We are in k8s env, with NGINX ingress + External Service:
External service:
apiVersion: v1
kind: Service
metadata:
name: standard-external-service
namespace: qa
spec:
type: ExternalName
externalName: domain-2
Ingress:
apiVersion: networking.k8s.io/v1
kind: Ingress
metadata:
name: ingress-standard-external
namespace: qa
annotations:
cert-manager.io/issuer: letsencrypt-prod
nginx.ingress.kubernetes.io/enable-access-log: "true"
nginx.ingress.kubernetes.io/enable-rewrite-log: "true"
nginx.ingress.kubernetes.io/force-ssl-redirect: "true"
nginx.ingress.kubernetes.io/proxy-body-size: 1m
nginx.ingress.kubernetes.io/proxy-read-timeout: "3600"
nginx.ingress.kubernetes.io/proxy-send-timeout: "3600"
nginx.ingress.kubernetes.io/rewrite-target: /$2
nginx.ingress.kubernetes.io/secure-backends: "true"
nginx.ingress.kubernetes.io/ssl-redirect: "true"
nginx.ingress.kubernetes.io/use-regex: "true"

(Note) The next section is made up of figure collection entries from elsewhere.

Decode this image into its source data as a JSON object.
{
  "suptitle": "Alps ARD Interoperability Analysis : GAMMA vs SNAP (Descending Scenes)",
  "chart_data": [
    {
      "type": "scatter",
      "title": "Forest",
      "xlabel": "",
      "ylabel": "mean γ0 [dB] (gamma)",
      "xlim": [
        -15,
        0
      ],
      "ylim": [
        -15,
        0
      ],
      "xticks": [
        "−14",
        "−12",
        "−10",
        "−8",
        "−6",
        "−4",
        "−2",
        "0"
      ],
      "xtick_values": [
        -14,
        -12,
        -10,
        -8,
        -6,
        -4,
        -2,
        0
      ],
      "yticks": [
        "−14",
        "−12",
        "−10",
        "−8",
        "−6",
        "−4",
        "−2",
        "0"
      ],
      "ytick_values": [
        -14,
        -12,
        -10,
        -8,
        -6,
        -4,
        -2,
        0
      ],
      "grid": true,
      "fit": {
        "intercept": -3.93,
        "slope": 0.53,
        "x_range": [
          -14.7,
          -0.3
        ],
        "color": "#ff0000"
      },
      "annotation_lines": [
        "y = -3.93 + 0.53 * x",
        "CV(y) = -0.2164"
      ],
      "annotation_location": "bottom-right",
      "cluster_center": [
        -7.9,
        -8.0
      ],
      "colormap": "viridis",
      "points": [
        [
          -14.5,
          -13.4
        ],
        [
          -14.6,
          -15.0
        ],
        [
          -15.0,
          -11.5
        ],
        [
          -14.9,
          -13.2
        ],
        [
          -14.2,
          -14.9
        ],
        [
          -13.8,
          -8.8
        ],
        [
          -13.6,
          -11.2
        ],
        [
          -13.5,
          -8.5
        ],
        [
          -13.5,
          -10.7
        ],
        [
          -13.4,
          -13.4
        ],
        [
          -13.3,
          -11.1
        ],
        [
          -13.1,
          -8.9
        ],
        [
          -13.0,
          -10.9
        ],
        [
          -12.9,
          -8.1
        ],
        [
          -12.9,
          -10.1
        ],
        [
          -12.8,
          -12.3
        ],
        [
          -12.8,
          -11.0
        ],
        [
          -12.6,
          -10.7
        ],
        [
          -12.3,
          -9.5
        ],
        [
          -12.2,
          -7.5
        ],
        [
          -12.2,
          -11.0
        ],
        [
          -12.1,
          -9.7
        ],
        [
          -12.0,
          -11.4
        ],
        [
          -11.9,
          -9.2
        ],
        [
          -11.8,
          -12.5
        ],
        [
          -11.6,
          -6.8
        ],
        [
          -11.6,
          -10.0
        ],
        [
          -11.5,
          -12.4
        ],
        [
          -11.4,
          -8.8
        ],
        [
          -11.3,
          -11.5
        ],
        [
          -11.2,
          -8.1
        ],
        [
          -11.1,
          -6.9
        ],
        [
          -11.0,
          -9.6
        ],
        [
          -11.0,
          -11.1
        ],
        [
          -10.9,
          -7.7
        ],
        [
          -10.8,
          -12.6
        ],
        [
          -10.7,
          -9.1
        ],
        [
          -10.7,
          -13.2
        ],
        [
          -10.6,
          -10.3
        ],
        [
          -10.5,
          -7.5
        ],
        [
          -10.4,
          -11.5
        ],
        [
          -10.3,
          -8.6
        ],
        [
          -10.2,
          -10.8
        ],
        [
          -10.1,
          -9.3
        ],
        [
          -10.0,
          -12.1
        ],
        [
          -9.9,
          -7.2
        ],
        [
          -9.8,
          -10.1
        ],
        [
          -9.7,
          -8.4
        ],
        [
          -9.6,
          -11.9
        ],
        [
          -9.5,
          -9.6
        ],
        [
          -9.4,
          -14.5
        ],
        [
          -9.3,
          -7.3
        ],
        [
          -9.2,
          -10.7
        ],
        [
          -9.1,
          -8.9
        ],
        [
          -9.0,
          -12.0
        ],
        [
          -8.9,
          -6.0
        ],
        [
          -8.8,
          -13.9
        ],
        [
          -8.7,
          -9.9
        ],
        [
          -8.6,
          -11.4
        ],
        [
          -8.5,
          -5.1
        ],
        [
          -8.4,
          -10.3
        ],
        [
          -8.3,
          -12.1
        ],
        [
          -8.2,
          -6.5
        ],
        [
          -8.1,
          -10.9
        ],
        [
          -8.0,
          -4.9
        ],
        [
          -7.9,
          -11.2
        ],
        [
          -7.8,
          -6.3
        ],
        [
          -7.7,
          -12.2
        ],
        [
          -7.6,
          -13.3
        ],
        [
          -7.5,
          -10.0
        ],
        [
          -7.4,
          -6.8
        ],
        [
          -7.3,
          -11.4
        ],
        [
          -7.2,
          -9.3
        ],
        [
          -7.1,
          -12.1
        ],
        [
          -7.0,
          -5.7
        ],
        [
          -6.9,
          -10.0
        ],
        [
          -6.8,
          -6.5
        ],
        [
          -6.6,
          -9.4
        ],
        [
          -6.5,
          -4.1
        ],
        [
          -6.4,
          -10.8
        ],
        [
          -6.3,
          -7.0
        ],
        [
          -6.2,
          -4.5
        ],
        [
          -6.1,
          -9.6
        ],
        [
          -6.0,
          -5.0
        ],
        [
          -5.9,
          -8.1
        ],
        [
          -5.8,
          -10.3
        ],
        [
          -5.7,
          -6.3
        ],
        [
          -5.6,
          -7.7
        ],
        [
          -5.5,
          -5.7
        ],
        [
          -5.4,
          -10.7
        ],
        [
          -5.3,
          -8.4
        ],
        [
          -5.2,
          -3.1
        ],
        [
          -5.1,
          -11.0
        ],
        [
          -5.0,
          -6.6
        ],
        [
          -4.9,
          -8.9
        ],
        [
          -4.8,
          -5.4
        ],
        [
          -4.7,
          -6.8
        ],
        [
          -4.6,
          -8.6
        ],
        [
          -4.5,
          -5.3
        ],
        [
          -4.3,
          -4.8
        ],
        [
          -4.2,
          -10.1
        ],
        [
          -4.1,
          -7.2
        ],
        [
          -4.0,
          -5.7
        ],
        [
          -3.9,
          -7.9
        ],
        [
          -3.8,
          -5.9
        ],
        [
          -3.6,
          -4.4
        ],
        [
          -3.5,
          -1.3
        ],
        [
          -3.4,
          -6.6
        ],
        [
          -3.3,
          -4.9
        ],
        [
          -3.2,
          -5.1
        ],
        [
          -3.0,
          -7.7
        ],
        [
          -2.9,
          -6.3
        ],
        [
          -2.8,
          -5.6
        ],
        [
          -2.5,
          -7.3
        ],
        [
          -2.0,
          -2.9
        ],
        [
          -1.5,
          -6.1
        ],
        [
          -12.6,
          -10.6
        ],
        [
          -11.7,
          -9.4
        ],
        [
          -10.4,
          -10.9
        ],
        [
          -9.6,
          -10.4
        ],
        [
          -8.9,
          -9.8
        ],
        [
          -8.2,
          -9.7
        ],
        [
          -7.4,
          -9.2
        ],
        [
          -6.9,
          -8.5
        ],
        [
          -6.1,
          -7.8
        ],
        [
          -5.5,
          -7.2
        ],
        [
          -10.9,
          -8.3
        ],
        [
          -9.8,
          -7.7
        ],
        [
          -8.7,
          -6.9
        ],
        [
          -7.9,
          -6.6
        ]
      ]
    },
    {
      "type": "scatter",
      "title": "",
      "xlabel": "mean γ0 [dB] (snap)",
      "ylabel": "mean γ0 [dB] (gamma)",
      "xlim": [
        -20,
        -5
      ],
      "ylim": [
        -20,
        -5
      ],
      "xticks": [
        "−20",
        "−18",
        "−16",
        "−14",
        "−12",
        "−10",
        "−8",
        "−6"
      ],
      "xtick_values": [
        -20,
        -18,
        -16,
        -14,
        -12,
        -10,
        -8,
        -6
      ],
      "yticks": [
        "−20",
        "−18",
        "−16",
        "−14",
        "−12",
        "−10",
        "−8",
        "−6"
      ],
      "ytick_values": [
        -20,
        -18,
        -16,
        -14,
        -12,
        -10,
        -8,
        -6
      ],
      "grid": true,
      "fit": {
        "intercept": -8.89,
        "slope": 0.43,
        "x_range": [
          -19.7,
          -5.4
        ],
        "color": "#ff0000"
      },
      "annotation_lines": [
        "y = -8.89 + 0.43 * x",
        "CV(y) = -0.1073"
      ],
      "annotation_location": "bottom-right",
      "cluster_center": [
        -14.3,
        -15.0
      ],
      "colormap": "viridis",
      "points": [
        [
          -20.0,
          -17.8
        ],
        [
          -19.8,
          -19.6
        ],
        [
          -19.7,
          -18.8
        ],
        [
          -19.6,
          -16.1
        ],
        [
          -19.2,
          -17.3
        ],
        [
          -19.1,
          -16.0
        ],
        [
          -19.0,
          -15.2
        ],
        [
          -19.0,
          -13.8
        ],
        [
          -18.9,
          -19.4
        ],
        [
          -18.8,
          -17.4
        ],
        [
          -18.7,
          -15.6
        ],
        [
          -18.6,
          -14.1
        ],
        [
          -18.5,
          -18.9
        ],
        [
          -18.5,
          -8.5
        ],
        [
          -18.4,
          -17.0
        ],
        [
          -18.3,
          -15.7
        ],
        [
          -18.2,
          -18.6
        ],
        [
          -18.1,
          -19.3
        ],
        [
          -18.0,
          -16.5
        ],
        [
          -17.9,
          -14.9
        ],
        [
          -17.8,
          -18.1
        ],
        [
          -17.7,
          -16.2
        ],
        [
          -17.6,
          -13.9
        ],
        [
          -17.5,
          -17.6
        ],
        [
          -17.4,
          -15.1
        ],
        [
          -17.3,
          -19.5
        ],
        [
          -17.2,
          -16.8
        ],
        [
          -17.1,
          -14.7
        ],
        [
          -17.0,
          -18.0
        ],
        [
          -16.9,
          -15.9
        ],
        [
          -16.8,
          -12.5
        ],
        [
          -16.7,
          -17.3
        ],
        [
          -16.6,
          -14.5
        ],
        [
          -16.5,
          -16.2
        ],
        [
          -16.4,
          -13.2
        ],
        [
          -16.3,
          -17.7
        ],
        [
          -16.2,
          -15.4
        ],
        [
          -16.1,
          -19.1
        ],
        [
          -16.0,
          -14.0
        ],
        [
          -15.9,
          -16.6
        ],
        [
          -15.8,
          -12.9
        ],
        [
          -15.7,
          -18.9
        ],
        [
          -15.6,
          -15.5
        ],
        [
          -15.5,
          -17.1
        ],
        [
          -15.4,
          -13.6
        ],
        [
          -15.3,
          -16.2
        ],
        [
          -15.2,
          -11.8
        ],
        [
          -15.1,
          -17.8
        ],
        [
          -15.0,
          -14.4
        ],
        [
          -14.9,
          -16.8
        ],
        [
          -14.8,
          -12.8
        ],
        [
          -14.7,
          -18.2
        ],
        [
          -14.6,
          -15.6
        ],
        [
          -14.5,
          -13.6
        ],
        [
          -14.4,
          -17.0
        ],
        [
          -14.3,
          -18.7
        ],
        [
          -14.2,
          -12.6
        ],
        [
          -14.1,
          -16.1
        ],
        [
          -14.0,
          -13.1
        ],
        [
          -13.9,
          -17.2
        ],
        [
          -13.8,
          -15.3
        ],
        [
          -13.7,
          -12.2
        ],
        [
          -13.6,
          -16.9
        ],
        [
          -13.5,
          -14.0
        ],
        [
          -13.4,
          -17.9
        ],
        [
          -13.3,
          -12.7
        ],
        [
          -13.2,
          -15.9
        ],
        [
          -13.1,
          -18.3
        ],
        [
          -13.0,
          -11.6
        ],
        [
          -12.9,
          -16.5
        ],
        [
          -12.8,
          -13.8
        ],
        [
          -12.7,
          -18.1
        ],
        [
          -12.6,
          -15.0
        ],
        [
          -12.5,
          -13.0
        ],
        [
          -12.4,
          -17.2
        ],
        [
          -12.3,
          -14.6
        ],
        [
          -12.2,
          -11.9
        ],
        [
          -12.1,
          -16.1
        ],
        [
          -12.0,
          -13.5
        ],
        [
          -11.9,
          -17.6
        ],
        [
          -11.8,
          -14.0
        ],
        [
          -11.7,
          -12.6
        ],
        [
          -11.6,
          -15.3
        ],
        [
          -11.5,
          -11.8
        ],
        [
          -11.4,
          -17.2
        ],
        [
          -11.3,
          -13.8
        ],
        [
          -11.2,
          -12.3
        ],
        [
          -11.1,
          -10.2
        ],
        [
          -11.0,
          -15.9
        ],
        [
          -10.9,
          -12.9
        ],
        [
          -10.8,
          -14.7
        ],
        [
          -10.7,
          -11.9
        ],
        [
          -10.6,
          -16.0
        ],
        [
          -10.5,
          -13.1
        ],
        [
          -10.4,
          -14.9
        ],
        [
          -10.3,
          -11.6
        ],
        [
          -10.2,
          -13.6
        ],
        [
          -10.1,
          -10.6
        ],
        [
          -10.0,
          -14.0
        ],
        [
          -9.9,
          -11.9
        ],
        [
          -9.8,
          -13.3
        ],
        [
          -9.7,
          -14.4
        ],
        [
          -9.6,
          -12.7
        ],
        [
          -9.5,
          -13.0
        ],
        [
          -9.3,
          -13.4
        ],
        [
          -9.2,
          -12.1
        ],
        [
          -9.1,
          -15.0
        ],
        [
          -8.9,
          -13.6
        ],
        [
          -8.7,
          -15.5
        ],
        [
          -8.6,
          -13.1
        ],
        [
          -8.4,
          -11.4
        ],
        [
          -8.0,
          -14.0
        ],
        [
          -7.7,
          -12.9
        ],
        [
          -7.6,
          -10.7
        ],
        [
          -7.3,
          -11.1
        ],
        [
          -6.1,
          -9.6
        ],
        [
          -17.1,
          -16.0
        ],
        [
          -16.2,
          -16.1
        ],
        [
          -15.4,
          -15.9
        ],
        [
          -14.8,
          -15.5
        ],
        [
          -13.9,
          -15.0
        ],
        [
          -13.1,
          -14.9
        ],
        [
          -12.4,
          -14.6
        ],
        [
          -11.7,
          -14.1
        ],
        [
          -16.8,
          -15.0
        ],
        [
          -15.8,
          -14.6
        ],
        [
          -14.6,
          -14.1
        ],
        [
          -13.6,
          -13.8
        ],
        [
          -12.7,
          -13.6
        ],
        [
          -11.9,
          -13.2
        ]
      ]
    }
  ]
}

nginx.ingress.kubernetes.io/websocket-services: standard-external-service
nginx.org/websocket-services: standard-external-service
spec:
ingressClassName: nginx
tls:
- hosts:
- "domain-1"
- "*.domain-1"
secretName: tls-secret-qa
rules:
- host: "domain-1"
http:
paths:
# e-Mobility Standard
- path: /std(/|$)(.*)
pathType: Prefix
backend:
service:
name: standard-external-service
port:
number: 443
- host: "*.domain-1"
http:
paths:
# e-Mobility Standard
- path: /std(/|$)(.*)
pathType: Prefix
backend:
service:
name: standard-external-service
port:
number: 443
NGINX controller:
{
"apiVersion": "v1",
"data": {
"allow-snippet-annotations": "true",
"keep-alive": "349",
"large-client-header-buffers": "4 16k",
"ssl-ciphers": "ECDHE-RSA-AES128-GCM-SHA256:ECDHE-RSA-AES256-GCM-SHA384:ECDHE-RSA-CHACHA20-POLY1305:ECDHE-RSA-AES128-SHA256:ECDHE-RSA-AES256-SHA384:AES256-SHA256",
"ssl-protocols": "TLSv1.3 TLSv1.2"
},
"kind": "ConfigMap",
"metadata": {
"labels": {
"app.kubernetes.io/component": "controller",
"app.kubernetes.io/instance": "ingress-nginx",
"app.kubernetes.io/managed-by": "Helm",
"app.kubernetes.io/name": "ingress-nginx",
"app.kubernetes.io/part-of": "ingress-nginx",
"app.kubernetes.io/version": "1.8.1",
"argocd.argoproj.io/instance": "ingress-nginx",
"helm.sh/chart": "ingress-nginx-4.7.1",
},
"name": "ingress-nginx-controller",
"namespace": "ingress-nginx",
},
}
NGINX rewrites the URL and redirect the call and I got the error 400: Client sent plain HTTP request to HTTPS port
I think the SSL terminaison occurs at NGINX level (not NLB) and forwarded to the domain-2, but I don't get why I have this error as SSL should be used all along!